Oggi il mondo femminile sta vivendo una discriminazione più pericolosa di quella che ha visto le donne protagoniste di numerose battaglie in passato. Oggi ci vengono riconosciuti diritti importanti, ma siamo ostacolate in maniera molto ambigua nella loro applicazione. Penso all’aborto (in ospedale trovi medici obiettori), al lavoro (non sono sufficienti i nido), alle madri separate (che lottano per separazioni interminabili), alla politica (sono ancora necessarie quote rosa): per ognuna di queste aree in teoria saremmo “tutelate”, ma la realtà è che oggi per una donna è dura competere, è dura lavorare, è illusorio affermare la piena uguaglianza nel rispetto delle caratteristiche intrinseche di donna. Quindi, in sintesi, dico che purtroppo fare impresa per una donna è difficilissimo e in molti casi richiede scelte molto sacrificanti a causa del contesto sociale e giuridico.

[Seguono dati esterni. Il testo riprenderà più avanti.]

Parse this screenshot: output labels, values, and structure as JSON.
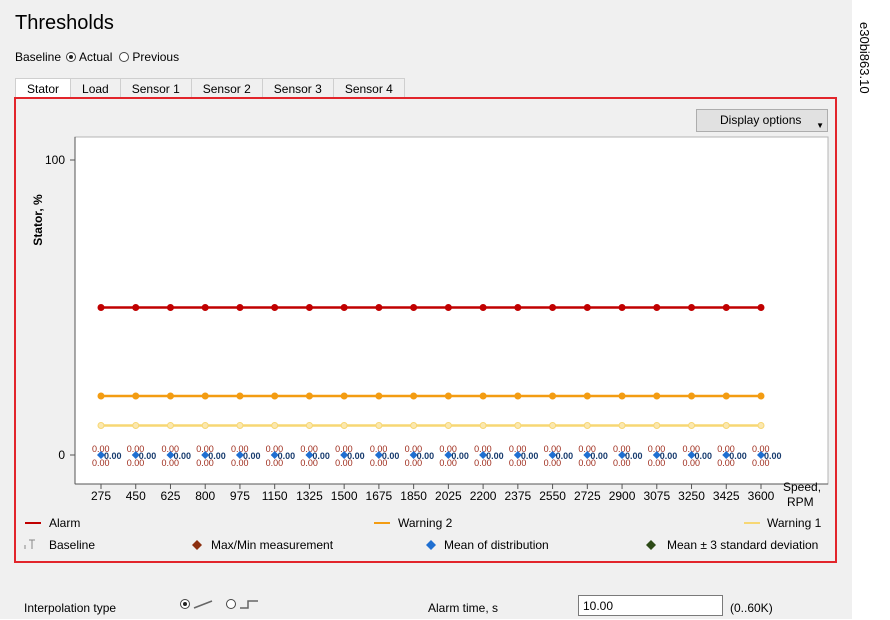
{
  "page": {
    "title": "Thresholds",
    "baseline_label": "Baseline",
    "baseline_options": [
      {
        "label": "Actual",
        "checked": true
      },
      {
        "label": "Previous",
        "checked": false
      }
    ],
    "tabs": [
      "Stator",
      "Load",
      "Sensor 1",
      "Sensor 2",
      "Sensor 3",
      "Sensor 4"
    ],
    "active_tab": "Stator",
    "display_options_label": "Display options",
    "side_note": "e30bi863.10"
  },
  "chart_data": {
    "type": "line",
    "ylabel": "Stator, %",
    "xlabel": "Speed, RPM",
    "x": [
      275,
      450,
      625,
      800,
      975,
      1150,
      1325,
      1500,
      1675,
      1850,
      2025,
      2200,
      2375,
      2550,
      2725,
      2900,
      3075,
      3250,
      3425,
      3600
    ],
    "y_ticks": [
      0,
      100
    ],
    "ylim": [
      0,
      100
    ],
    "series": [
      {
        "name": "Alarm",
        "color": "#c00000",
        "value": 50
      },
      {
        "name": "Warning 2",
        "color": "#f39c12",
        "value": 20
      },
      {
        "name": "Warning 1",
        "color": "#f7d774",
        "value": 10
      }
    ],
    "point_labels": {
      "max": "0.00",
      "min": "0.00",
      "mean": "0.00"
    },
    "legend": [
      {
        "name": "Alarm",
        "symbol": "line",
        "color": "#c00000"
      },
      {
        "name": "Warning 2",
        "symbol": "line",
        "color": "#f39c12"
      },
      {
        "name": "Warning 1",
        "symbol": "line",
        "color": "#f7d774"
      },
      {
        "name": "Baseline",
        "symbol": "baseline",
        "color": "#888888"
      },
      {
        "name": "Max/Min measurement",
        "symbol": "diamond",
        "color": "#8b2e0e"
      },
      {
        "name": "Mean of distribution",
        "symbol": "diamond",
        "color": "#1f6fd1"
      },
      {
        "name": "Mean ± 3 standard deviation",
        "symbol": "diamond",
        "color": "#2d4a17"
      }
    ],
    "legend_placement": "bottom"
  },
  "bottom": {
    "interpolation_label": "Interpolation type",
    "interpolation_options": [
      {
        "icon": "linear-interpolation-icon",
        "checked": true
      },
      {
        "icon": "step-interpolation-icon",
        "checked": false
      }
    ],
    "alarm_time_label": "Alarm time, s",
    "alarm_time_value": "10.00",
    "alarm_time_range": "(0..60K)"
  }
}
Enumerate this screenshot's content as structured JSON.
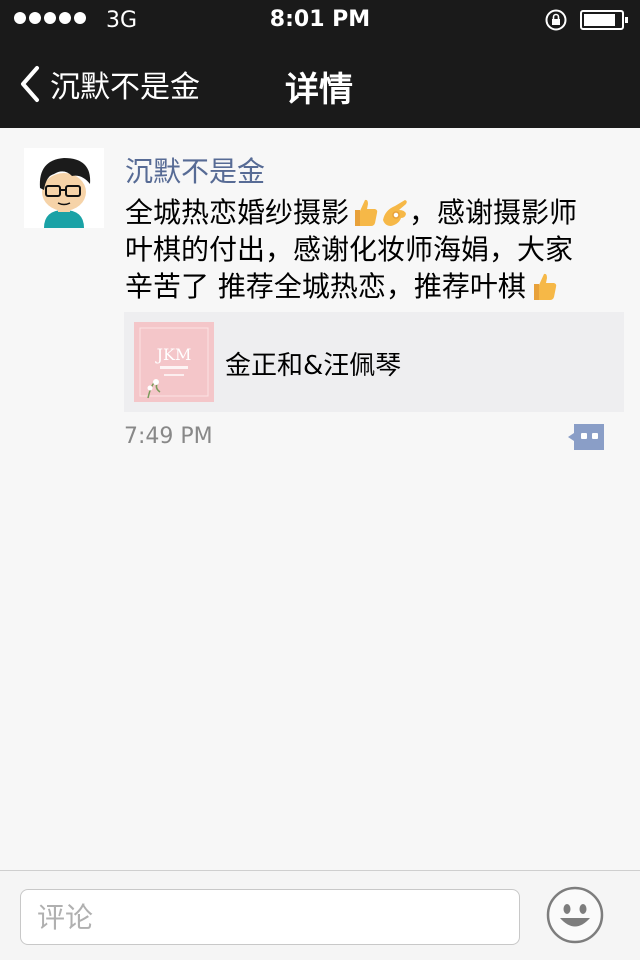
{
  "status_bar": {
    "carrier": "3G",
    "time": "8:01 PM",
    "signal_bars": 5,
    "battery_level": 0.85
  },
  "nav": {
    "back_label": "沉默不是金",
    "title": "详情"
  },
  "post": {
    "author": "沉默不是金",
    "text_line1_a": "全城热恋婚纱摄影",
    "text_line1_b": "，感谢摄影师",
    "text_line2": "叶棋的付出，感谢化妆师海娟，大家",
    "text_line3": "辛苦了  推荐全城热恋，推荐叶棋",
    "emojis": [
      "thumbs-up",
      "ok-hand",
      "thumbs-up"
    ],
    "link": {
      "title": "金正和&汪佩琴",
      "thumbnail_logo": "JKM"
    },
    "time": "7:49 PM"
  },
  "comment_bar": {
    "placeholder": "评论"
  },
  "colors": {
    "bar_bg": "#1a1a1a",
    "author_link": "#576b95",
    "page_bg": "#f7f7f7",
    "card_bg": "#eeeef0",
    "comment_icon": "#8a9ec7"
  }
}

  • Avere un’impresa nel Vallo di Diano costituisce un vantaggio o uno svantaggio? E perché?

Di impeto direi un vantaggio, se non altro per essere ottimisti, per sperare che i nostri figli restino nel territorio, investendo e facendo sviluppare il nostro amato Vallo. Tuttavia, siamo al Sud dell’Italia, non possiamo ignorare che le infrastrutture sono pressoché inesistenti, che abbiamo un’economia che punta in maniera ostinata, direi, al turismo ed all’agricoltura in un retaggio che ostruisce lo sviluppo di un’impresa più innovativa che parta da idee nuove ed originali. 

  • Quali sono i valori più importanti per te che hai portato nella tua azienda?

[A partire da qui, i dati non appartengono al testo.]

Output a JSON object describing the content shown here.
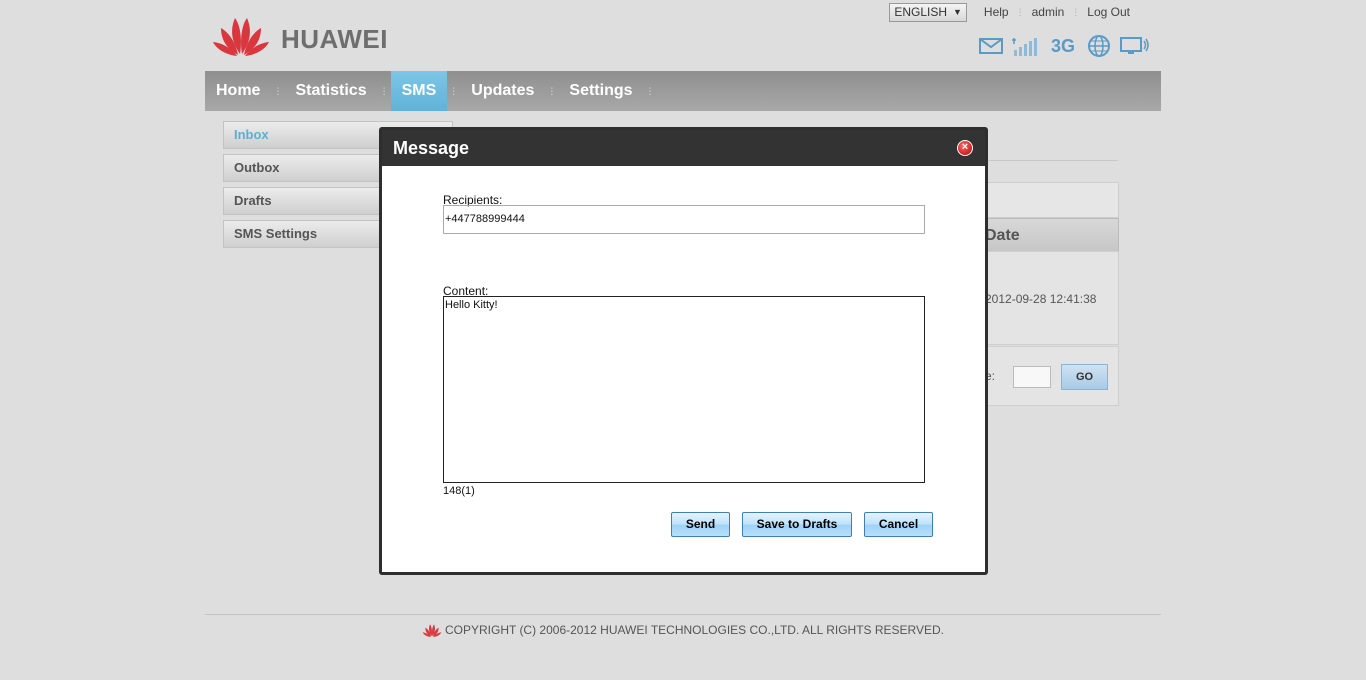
{
  "brand": {
    "name": "HUAWEI"
  },
  "toplinks": {
    "language": "ENGLISH",
    "help": "Help",
    "user": "admin",
    "logout": "Log Out"
  },
  "status": {
    "network": "3G",
    "icons": [
      "mail-icon",
      "signal-icon",
      "3g-indicator",
      "internet-icon",
      "device-icon"
    ]
  },
  "nav": {
    "items": [
      "Home",
      "Statistics",
      "SMS",
      "Updates",
      "Settings"
    ],
    "active": "SMS"
  },
  "sidebar": {
    "items": [
      "Inbox",
      "Outbox",
      "Drafts",
      "SMS Settings"
    ],
    "active": "Inbox"
  },
  "background_table": {
    "date_header": "Date",
    "row_date": "2012-09-28 12:41:38",
    "pager_suffix": "e:",
    "go_label": "GO"
  },
  "modal": {
    "title": "Message",
    "recipients_label": "Recipients:",
    "recipients_value": "+447788999444",
    "content_label": "Content:",
    "content_value": "Hello Kitty!",
    "counter": "148(1)",
    "send_label": "Send",
    "save_label": "Save to Drafts",
    "cancel_label": "Cancel"
  },
  "footer": {
    "copyright": "COPYRIGHT (C) 2006-2012 HUAWEI TECHNOLOGIES CO.,LTD. ALL RIGHTS RESERVED."
  },
  "colors": {
    "accent": "#5fb3d9",
    "nav_bg": "#9a9a9a",
    "brand_red": "#d9363e",
    "modal_header": "#333333"
  }
}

Innanzi tutto sono necessarie le competenze e il desiderio di accrescerle. Penso, poi, di aver applicato tutti i valori che ho appreso dalla mia famiglia d’origine in cui più che la moralità è contata l’etica. Per cui coraggio, sacrificio, fierezza e gratitudine alla vita sono i valori che mi caratterizzano oltre quelli basilari dell’onestà e quelli che derivano dall’intelligenza emotiva.

  • Descrivi la Laura imprenditrice con 3 aggettivi.

Intuitiva, determinata e ……. donna (e questo è il valore aggiunto!)

  • Hai avuto difficoltà a conciliare la carriera professionale con l’aspetto familiare?

Sono una madre e non è stata una passeggiata, ma sono stata molto fortunata perché lavoro con i miei fratelli che mi hanno sempre sostenuto sia negli aspetti privati della mia vita che nella crescita professionale. Tuttavia, ripeto, è un privilegio rarissimo. Spesso le donne devono rinunciare a qualcosa.

  • Ogni azienda può presentare dei periodi di difficoltà dovuti a svariati fattori. Come hai reagito in questi momenti?

Ho attinto a tutte le risorse disponibili, quindi ricorrendo alle mie competenze, a quelle dei miei fratelli, abbiamo individuato le figure professionali idonee a cercare delle soluzioni. Ho razionalizzato il problema e ho sempre creduto che avremmo superato il momento di crisi.

  • In conclusione, cosa ti senti di consigliare alle donne per realizzarsi in ambito lavorativo?

Lungi da me l’idea di poter dare consigli. Posso esprimere il desiderio che i miei figli trovino un mondo in cui non vi siano ricette particolari per essere buoni imprenditori a seconda del genere di appartenenza e, soprattutto,  in cui le peculiarità di donne ed uomini siano viste come risorse essenziali e non come elementi discriminatori.